I've said before that Roger Moore is my favorite Bond, but I don't think I've ever said why.
In my mind, Bond is superhuman. In fact, it's almost unfair to expect him to have a hard time with anyone he deals with, therefore I enjoy it less when the films are taken seriously and portrayed seriously. It's easy to discern that Connery is a better actor than Moore, but the tongue-in-cheek quality that Moore brings to the character just fits my personal idea of the character better. This is not to say that Connery was a poor Bond--in fact, I'd say he was a great Bond. I just enjoy Moore's portrayal better.

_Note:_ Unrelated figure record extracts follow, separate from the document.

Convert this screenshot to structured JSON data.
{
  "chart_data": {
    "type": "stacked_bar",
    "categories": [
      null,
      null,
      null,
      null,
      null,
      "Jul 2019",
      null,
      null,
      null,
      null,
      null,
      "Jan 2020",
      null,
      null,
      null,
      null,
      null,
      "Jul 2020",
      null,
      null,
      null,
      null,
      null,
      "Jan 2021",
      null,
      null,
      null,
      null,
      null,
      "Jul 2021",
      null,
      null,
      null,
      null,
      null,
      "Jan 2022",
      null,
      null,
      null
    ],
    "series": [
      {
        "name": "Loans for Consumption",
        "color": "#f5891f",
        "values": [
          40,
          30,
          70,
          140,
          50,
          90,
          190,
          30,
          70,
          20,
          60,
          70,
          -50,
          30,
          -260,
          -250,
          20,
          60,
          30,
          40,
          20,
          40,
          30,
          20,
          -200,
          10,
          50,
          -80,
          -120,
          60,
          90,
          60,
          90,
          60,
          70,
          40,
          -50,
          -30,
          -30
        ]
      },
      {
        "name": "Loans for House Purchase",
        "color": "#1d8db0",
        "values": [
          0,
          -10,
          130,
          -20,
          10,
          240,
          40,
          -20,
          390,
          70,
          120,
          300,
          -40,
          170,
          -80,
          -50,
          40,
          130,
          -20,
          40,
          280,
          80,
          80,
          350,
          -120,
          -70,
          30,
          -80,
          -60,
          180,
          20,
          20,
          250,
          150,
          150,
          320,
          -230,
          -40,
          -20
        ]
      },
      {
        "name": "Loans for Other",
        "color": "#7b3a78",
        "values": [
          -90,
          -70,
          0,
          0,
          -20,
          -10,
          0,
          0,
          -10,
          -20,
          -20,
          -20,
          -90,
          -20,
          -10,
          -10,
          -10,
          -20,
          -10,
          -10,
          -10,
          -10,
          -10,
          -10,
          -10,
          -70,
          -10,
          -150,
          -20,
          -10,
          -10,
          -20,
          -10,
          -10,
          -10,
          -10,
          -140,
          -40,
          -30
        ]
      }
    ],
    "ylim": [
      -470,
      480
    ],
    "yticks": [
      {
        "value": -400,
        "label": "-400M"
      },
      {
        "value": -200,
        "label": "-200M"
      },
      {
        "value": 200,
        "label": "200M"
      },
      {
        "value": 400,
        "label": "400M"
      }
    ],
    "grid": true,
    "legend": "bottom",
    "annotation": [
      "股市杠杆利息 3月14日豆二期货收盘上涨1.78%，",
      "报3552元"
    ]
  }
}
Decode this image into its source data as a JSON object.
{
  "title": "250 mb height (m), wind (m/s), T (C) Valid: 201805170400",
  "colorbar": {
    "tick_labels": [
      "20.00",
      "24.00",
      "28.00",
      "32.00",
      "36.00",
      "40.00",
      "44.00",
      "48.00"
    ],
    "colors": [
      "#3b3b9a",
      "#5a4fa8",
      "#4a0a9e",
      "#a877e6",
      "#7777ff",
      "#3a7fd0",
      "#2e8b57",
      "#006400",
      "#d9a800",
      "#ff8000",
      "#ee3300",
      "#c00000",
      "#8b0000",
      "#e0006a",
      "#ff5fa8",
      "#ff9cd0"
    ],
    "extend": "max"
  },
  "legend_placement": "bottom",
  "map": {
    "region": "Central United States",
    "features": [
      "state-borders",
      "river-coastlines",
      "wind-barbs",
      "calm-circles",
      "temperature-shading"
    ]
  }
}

All in all, I have to say this was a pretty good film as things go. There was little unnecessary business, the story flowed along quite nicely, and despite it's length, I never really felt like it was dragging. The movie does slip into cliche from time to time, but at the same time it's still enjoyable as a genre film.
Oh, loved Lotte Lenya as Klebb. Well performed.